O técnico Dunga, escolhido para substituir Luis Felipe Scolari após o técnico conduzir a seleção a um quarto lugar da Copa de 2014 , deverá estrear à frente do time nacional no próximo dia 5, quando enfrenta a Colômbia, em Miami (EUA). Enquanto isso, visando o projeto de reformulação do elenco, o treinador acompanha os trabalhos da seleção sub-20 no Torneio de Cotif, amparado pelo coordenador técnico Gilmar Rinaldi.

Após não ter acompanhado os tropeços do time, quando os garotos do Brasil empataram em 1 a 1 com o Catar e em 0 a 0 diante do Equador, o técnico da seleção principal pode assistir à vitória elástica sobre a China, por 4 a 0, e a virada sobre o Valência, neste domingo, por 3 a 1.

Com a equipe classificada para enfrentar a Argentina na semifinal da competição, após campanha regular na fase de grupos, Dunga fez questão de reforçar o caráter alegre do futebol brasileiro, apesar de saber que a reforma está apenas começando.

"É o início de um trabalho, a seleção brasileira é uma referência no futebol mundial. No futebol moderno, temos que introduzir a qualidade técnica e a alegria que é do brasileiro, mas ser também um time vencedor", afirmou o capitão do tetracampeonato.

Mesmo após a goleada de 7 a 1 sofrida para a Alemanha, que resultou na eliminação da Copa do Mundo, em pleno Mineirão, o comandante afirmou que cabe à seleção devolver a forma alegre do brasileiro enxergar o futebol e reforçou a grande cobrança por parte da torcida.

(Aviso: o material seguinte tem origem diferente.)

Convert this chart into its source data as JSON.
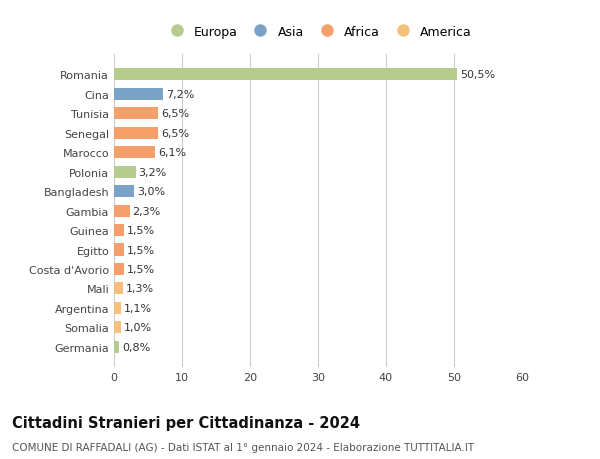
{
  "categories": [
    "Germania",
    "Somalia",
    "Argentina",
    "Mali",
    "Costa d'Avorio",
    "Egitto",
    "Guinea",
    "Gambia",
    "Bangladesh",
    "Polonia",
    "Marocco",
    "Senegal",
    "Tunisia",
    "Cina",
    "Romania"
  ],
  "values": [
    0.8,
    1.0,
    1.1,
    1.3,
    1.5,
    1.5,
    1.5,
    2.3,
    3.0,
    3.2,
    6.1,
    6.5,
    6.5,
    7.2,
    50.5
  ],
  "labels": [
    "0,8%",
    "1,0%",
    "1,1%",
    "1,3%",
    "1,5%",
    "1,5%",
    "1,5%",
    "2,3%",
    "3,0%",
    "3,2%",
    "6,1%",
    "6,5%",
    "6,5%",
    "7,2%",
    "50,5%"
  ],
  "colors": [
    "#b5cc8e",
    "#f5c07a",
    "#f5c07a",
    "#f5c07a",
    "#f5a06a",
    "#f5a06a",
    "#f5a06a",
    "#f5a06a",
    "#7ba3c8",
    "#b5cc8e",
    "#f5a06a",
    "#f5a06a",
    "#f5a06a",
    "#7ba3c8",
    "#b5cc8e"
  ],
  "legend_items": [
    {
      "label": "Europa",
      "color": "#b5cc8e"
    },
    {
      "label": "Asia",
      "color": "#7ba3c8"
    },
    {
      "label": "Africa",
      "color": "#f5a06a"
    },
    {
      "label": "America",
      "color": "#f5c07a"
    }
  ],
  "xlim": [
    0,
    60
  ],
  "xticks": [
    0,
    10,
    20,
    30,
    40,
    50,
    60
  ],
  "title": "Cittadini Stranieri per Cittadinanza - 2024",
  "subtitle": "COMUNE DI RAFFADALI (AG) - Dati ISTAT al 1° gennaio 2024 - Elaborazione TUTTITALIA.IT",
  "background_color": "#ffffff",
  "grid_color": "#cccccc",
  "bar_height": 0.62,
  "label_fontsize": 8.0,
  "tick_fontsize": 8.0,
  "title_fontsize": 10.5,
  "subtitle_fontsize": 7.5
}
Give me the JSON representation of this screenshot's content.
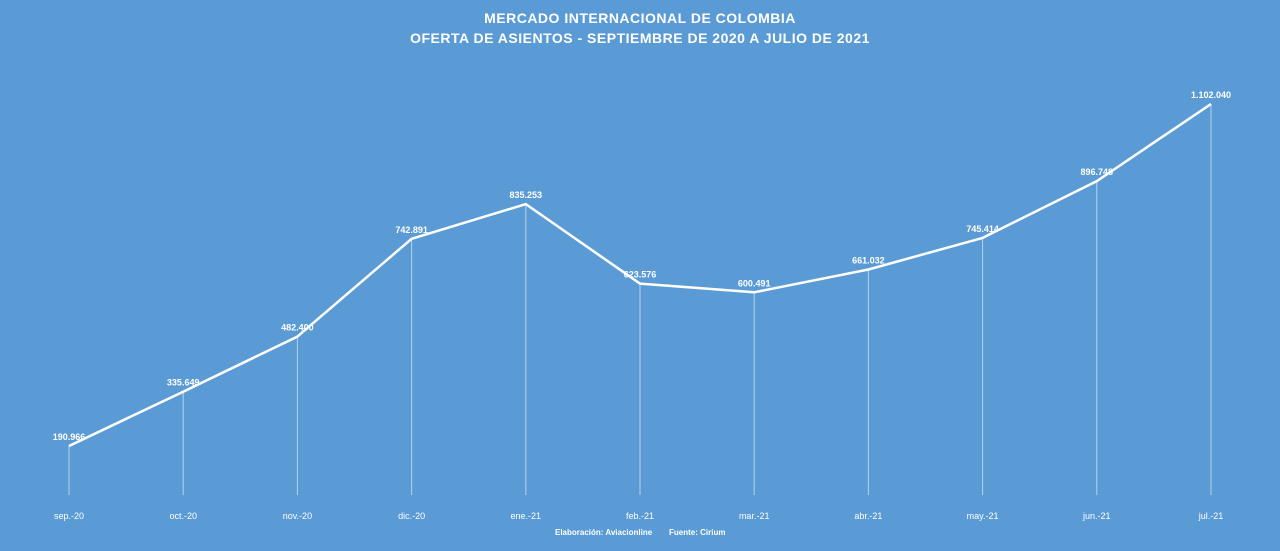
{
  "chart_data": {
    "type": "line",
    "title": "MERCADO INTERNACIONAL  DE COLOMBIA",
    "subtitle": "OFERTA  DE  ASIENTOS  - SEPTIEMBRE  DE  2020  A  JULIO  DE  2021",
    "xlabel": "",
    "ylabel": "",
    "categories": [
      "sep.-20",
      "oct.-20",
      "nov.-20",
      "dic.-20",
      "ene.-21",
      "feb.-21",
      "mar.-21",
      "abr.-21",
      "may.-21",
      "jun.-21",
      "jul.-21"
    ],
    "values": [
      190966,
      335649,
      482400,
      742891,
      835253,
      623576,
      600491,
      661032,
      745414,
      896748,
      1102040
    ],
    "value_labels": [
      "190.966",
      "335.649",
      "482.400",
      "742.891",
      "835.253",
      "623.576",
      "600.491",
      "661.032",
      "745.414",
      "896.748",
      "1.102.040"
    ],
    "grid": false,
    "legend": "none",
    "colors": {
      "background": "#5b9bd5",
      "line": "#ffffff"
    }
  },
  "footer": {
    "credit_elaboracion": "Elaboración:  Aviacionline",
    "credit_fuente": "Fuente: Cirium"
  }
}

"O Brasil tem por ambição e por determinação divertir as pessoas no mundo todo. Temos grandes jogadores. Então, a cada jogo temos que tentar transmitir não só aos outros, mas ao povo brasileiro, uma forma alegre de enxergar o futebol", considerou. "Diferente de outros países, nós temos 200 milhões de torcedores e ao mesmo tempo 200 milhões de treinadores, então cada um quer uma coisa", prosseguiu.

Sobre a sensação de voltar ao comando do elenco principal, Dunga mostrou-se orgulhoso e afirmou que a competição está em seu sangue. "É muita responsabilidade, muita pressão, mas um grande orgulho. Temos que nos sentir com muita sorte de estar servindo à seleção. Eu e Gilmar fomos jogadores, fomos campeões mundiais, e agora temos uma nova oportunidade no comando. É uma coisa que está no nosso sangue, fazer o melhor pela seleção, fazer as pessoas alegres, essa é a melhor satisfação que podemos ter", apontou.